You are creating a connection in a method called createConnection()
. Specifically, of a JMS/MQ connection type.
It looks like your class expects the connection to be long-running and reusable. — In classes like this, createConnection()
method(s) should be paired with a method to close the opened connection.
The right approach would be: your class should also implement the Closeable
or AutoCloseable
interface to hint that the caller have the responsibility to call the close method once they are finished using it.

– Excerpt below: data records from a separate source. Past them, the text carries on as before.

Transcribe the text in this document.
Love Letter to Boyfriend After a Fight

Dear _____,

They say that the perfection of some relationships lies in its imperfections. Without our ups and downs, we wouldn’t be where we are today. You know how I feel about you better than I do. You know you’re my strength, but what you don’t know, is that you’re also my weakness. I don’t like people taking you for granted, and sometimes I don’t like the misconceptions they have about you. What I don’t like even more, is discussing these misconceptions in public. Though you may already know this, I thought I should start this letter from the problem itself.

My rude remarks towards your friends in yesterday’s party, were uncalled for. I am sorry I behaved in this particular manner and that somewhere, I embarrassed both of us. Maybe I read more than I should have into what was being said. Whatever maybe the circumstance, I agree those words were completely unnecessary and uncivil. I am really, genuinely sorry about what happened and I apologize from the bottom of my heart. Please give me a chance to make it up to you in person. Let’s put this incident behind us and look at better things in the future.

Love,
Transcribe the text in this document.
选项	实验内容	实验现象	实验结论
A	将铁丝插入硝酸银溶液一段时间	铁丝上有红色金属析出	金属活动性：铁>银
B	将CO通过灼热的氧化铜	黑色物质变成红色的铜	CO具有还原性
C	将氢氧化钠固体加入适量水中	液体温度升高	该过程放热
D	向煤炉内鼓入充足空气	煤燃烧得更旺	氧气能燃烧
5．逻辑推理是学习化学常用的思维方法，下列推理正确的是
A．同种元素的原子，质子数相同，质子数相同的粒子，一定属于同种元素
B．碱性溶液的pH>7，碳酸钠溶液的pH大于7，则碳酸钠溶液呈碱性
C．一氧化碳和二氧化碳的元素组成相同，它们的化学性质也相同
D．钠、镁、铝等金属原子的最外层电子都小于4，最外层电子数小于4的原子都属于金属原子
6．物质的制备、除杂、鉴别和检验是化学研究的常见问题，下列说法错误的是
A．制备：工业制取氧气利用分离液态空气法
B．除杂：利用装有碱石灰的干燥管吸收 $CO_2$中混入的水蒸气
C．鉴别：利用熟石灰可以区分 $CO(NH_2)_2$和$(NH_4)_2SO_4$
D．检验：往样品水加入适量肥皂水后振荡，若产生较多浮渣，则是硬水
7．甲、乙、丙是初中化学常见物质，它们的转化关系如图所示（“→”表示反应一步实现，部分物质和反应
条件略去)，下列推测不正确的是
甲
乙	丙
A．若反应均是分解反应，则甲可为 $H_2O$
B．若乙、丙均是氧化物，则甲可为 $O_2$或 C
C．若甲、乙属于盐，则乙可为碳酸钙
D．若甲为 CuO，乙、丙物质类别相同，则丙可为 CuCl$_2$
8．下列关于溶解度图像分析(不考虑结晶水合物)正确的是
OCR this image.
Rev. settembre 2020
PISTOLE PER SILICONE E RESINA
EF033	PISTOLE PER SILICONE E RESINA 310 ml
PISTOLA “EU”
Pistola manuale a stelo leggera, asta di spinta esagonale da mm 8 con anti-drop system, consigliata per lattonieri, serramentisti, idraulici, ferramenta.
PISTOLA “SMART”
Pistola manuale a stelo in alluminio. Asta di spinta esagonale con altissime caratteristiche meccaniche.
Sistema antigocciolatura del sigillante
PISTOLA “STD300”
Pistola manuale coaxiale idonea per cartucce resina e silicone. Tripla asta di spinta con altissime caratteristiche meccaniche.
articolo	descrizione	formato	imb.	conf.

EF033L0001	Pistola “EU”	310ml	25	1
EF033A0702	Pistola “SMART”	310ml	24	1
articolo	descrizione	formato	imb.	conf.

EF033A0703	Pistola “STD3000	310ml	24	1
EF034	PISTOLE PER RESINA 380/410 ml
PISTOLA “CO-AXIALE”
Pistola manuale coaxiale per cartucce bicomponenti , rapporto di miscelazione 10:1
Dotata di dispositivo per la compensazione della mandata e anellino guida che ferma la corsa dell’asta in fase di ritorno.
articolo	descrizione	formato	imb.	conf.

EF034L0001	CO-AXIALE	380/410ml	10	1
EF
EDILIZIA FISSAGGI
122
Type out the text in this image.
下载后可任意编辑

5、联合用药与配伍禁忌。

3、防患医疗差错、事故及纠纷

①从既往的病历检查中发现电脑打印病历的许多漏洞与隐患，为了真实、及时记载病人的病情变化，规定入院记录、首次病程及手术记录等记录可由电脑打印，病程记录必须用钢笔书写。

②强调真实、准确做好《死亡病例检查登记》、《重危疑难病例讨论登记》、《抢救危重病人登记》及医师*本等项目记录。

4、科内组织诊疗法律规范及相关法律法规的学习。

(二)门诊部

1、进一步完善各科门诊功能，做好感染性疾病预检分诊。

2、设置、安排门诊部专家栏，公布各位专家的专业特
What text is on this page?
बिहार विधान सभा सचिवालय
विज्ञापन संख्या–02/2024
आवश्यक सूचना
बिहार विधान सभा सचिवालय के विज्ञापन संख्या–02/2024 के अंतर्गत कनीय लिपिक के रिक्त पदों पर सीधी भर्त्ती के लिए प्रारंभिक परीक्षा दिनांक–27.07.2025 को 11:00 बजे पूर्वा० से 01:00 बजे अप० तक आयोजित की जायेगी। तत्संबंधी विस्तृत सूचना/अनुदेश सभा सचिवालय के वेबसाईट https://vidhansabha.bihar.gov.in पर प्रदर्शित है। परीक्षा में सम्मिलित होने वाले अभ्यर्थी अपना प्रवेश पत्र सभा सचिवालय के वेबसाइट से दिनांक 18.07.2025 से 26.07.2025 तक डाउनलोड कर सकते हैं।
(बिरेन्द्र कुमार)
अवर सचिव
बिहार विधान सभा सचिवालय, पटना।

This approach would also have the side effect that the caller of your class will have Sonar (if enabled) warn them to: Use try-with-resources or close this "Connection" in a "finally" clause
if they forgot to do so.
Which interface to implement?
In your case, you use MQConnectionFactory
which logically will create connections of type MQConnection
; and from its javadoc spec, MQConnection
implements AutoCloseable
. We can copy MQConnection
's close()
method signature as a reference for our close method, and to match the handled connection type.
So, in your class, it would be something like this:
public class MyMQHelper implements AutoCloseable {
private MQConnection connection; // result from createConnection() should be set to this variable
private Connection createConnection() throws JMSException { /* ... */ }
@Override
public void close() throws JMSException {
if (connection != null) connection.close();
}
}
Sonar warning
The Sonar rule is for general use case using the open-use-close mechanism. When you have specialized use case like this, you can choose to ignore the error further, either by marking it as WONTFIX
in SonarQube, or by using suppression hint to block the specific warning (you need to know the Sonar rule id):
private Connection createConnection() throws JMSException {
MQConnectionFactory mqCF = new MQConnectionFactory();
...
@SuppressWarnings("java:S2095") // by design: Connection is for use later
Connection connection = mqCF.createConnection(...);
connection.start();
return connection;
}
Closing
Having the createConnection()
as a private method may signify that your class handles much more than a connection management role, and may be part of a long-running service or job.
However, there should be an orchestrator class whose job is to initialize the required classes before going to the main service or job loop. This is where the (direct/indirect) call to createConnection()
should happen and should be paired with the close()
call (either explicitly or implicitly using try-with-resources statement).